Soundtrack AR yg dmassive judulnya apa mas? (Bukan yg judulnya Kesempatan Bersamaamu, ada satu lagi)
Emang nama akun letterboxd nya apa bro,,,bisa di follow ni
Setahu saya d'Masiv cuma 1 lagu. Geisha ada 2, Nidji 1 (pake vokalis barunya)
Saya kok ngerasa liat lucinta luna dipelukan junot 😂. Maapkan carissa 😝
Saya si cenderung bintang 2. Cm akting junot dan bagian tengah cerita yg menguatkan biar liat smp akhir (dan inipun masi kebayang lucinta luna lg meluk junot di bandara 🤧 )
IMHO carissa terlalu keliatan muda dan "kurang pengalaman" utk peran wanita kantoran yg sdh dewasa 😬
Oemji Lucinta Luna?
Kenapaa? Uda gatel? Wkwkwkwk..
#triller_antologi_rasa
How beautiful Peruset is..
I can't help waiting for her next film!!
Sorry.. just my opinion..
Mas Rasyid,
Tolong liat triller'nya yg pas awal awal,
Haris : "karna gue uda ketemu cewe yang tepat"
Keara : "hah loe nggk pernah cerita, siapa?"
Nah, abis dialog ini, kayanya ada OST satu lagi, kayanya yg nyanyi d'massiv, tp saya cari² nggk pernah ketemu judulnya apa..
Tolong yak Mas, lirik nya "biarkan sekejap, bla bla bla"
Entahlah menurutku Perusset ini menang cantik doang, emosinya ga dapet. Chemistry antara mereka ber-4 yg diclaim bersahabat baik juga ga ada. Ditambah lagi adegan2 bak sinetron seperti ketika keyra masuk kamar RS utk bawain Ruly makanan, pas pintu dibuka pas Ruly baru mulai ngomong.
@Unknown Oh itu 'Perspektif Ketiga', punya Pijar. Emang belum rilis lagunya.

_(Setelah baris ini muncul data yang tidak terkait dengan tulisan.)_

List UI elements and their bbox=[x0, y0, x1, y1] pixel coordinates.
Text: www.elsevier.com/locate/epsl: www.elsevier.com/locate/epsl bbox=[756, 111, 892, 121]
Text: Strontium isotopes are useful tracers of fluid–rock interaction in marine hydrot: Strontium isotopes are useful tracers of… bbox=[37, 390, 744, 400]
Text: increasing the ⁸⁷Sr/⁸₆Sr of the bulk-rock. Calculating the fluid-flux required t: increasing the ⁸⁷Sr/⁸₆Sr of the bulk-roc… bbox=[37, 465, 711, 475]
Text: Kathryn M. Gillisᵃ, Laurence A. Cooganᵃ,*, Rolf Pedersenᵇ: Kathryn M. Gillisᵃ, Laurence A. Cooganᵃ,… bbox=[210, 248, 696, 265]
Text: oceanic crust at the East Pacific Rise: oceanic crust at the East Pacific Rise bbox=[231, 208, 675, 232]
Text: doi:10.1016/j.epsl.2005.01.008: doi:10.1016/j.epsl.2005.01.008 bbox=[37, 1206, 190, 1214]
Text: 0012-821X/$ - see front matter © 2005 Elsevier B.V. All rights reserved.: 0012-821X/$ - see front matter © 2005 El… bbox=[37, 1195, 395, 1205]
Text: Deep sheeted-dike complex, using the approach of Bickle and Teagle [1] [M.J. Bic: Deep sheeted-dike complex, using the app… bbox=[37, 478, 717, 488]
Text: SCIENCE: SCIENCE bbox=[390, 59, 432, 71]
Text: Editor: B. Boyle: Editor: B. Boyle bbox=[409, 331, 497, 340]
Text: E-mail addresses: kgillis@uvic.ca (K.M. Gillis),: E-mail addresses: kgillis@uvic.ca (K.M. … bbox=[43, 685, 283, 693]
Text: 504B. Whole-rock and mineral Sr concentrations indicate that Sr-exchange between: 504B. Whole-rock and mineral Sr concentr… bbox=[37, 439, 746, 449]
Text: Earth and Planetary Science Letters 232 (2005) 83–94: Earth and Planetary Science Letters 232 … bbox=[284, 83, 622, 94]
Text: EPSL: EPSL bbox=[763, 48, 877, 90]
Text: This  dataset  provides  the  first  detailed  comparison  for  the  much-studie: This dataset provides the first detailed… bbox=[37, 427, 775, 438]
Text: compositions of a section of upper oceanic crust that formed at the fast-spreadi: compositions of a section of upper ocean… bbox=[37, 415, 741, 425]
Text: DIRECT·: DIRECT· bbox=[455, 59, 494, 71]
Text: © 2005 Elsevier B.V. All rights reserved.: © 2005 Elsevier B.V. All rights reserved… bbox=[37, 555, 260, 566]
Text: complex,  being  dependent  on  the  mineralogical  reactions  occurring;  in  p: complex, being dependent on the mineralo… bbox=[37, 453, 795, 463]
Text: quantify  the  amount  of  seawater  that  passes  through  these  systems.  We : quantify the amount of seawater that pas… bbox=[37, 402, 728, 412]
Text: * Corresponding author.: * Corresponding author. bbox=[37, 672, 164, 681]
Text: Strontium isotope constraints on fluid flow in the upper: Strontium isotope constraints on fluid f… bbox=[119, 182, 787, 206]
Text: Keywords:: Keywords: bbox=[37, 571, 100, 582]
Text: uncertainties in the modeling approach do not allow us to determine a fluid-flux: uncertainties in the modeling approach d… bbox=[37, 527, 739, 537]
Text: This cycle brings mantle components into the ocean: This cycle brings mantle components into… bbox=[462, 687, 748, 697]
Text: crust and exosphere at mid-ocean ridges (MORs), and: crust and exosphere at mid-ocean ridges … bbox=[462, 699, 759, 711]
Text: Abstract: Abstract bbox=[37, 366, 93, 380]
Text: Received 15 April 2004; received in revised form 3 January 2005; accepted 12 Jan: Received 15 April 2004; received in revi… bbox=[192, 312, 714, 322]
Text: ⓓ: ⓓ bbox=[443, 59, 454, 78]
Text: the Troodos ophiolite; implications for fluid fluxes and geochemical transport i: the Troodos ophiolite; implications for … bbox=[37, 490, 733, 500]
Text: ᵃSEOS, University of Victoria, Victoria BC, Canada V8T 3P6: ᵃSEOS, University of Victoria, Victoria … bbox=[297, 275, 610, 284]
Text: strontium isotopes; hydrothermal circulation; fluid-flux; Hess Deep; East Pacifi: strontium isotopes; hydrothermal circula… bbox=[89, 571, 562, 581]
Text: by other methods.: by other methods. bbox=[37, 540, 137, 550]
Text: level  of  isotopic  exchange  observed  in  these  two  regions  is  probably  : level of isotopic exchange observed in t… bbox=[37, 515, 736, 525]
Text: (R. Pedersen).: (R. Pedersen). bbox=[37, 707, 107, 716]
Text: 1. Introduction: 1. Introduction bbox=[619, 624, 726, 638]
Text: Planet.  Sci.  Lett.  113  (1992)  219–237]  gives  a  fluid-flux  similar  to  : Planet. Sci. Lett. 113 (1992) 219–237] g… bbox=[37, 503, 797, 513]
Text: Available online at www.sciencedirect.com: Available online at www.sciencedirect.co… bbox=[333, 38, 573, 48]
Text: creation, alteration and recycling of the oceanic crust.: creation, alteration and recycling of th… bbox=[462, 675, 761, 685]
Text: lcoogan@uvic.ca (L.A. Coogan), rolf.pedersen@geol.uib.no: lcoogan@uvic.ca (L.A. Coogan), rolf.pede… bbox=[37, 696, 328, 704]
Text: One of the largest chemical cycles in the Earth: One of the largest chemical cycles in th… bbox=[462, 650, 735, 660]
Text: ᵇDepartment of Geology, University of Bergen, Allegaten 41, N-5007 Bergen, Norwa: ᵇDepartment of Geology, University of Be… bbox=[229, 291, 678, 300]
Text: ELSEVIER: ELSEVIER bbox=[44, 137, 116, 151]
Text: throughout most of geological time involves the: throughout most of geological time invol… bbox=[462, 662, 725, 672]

https://www.instagram.com/p/Bt-0S-wAQjP/
Saya udah nonton. Kbetulan saya jg pembaca novelnya. Well mnurut saya penyusunan cerita dan directing berpotensi sekeren film Wonder yg jg pakai beberapa sudut pandang. Tapi sayang beribu saya naskahnya terlalu plek ketiplek kyak copas dialog novel. Bukannya bagus malah kayak baca novel dua kali. Gak ada pengalaman baru selain permainan visualnya si rixal. Hufff. Critical eleven is better. Meski gk persis dengan novelnya secara fisik. Tapi CE masih punya jiwa yg sama hidupnya.
Penyutradaraan Baginda Rizal Mantovani ternyata masih medioker apalagi akhir-akhir ini kita disungguhkan dengan film horor sampah beliau, sudah cukup bagi saya sepertinya menonton film karya-karya beliau.
Btw, Herjunot Ali ini sebenarnya gimana sih hubungan kerjanya dengan Soraya atau Hit Maker? Beberapa peran utama harus banget deh dia yang peranin, kadang-kadang terlalu maksa juga harus doi yang peranin, aktingnya gimana ya flat gitu, atau jangan-jangan doi punya saham di Soraya Intercine Film, perekrutan doi jadi peran utama rada ketebak, ketika karakter Keara dan Ruly diumumkan terlebih dahulu, karakter Harris dipendam lama sama Soraya sebelum akhirnya diumumkan beberapa bulan kemudian, dalam hati saya dah nebak, nih yang masih rahasia palingan dikasih ke Junot, eh ternyata benar kwkwkw
Dari rating di Goodreads novel ini tidak terlalu bagus, pas sutradara Rizal Mantovani pegang proyek ini saya sudah ngga berharap banyak sama film ini walaupun saya berharap ceritanya bisa diimprove karena sebenarnya novelnya sendiri juga tidak terlalu bagus juga. Saya pikir penulis skenarionya bakal kerja keras menerjemahkan dalam visual film, tapi ternyata sama saja hasilnya persis novel ngga ada perubahan, mungkin kalau film ini mengambil pendekatan ala film Wonder yang setiap karakter dikasih ruang narasi,mungkin ngga bakal tumpang tindih karakternya antara tokoh utama dan pendukung,maaf kepanjangan.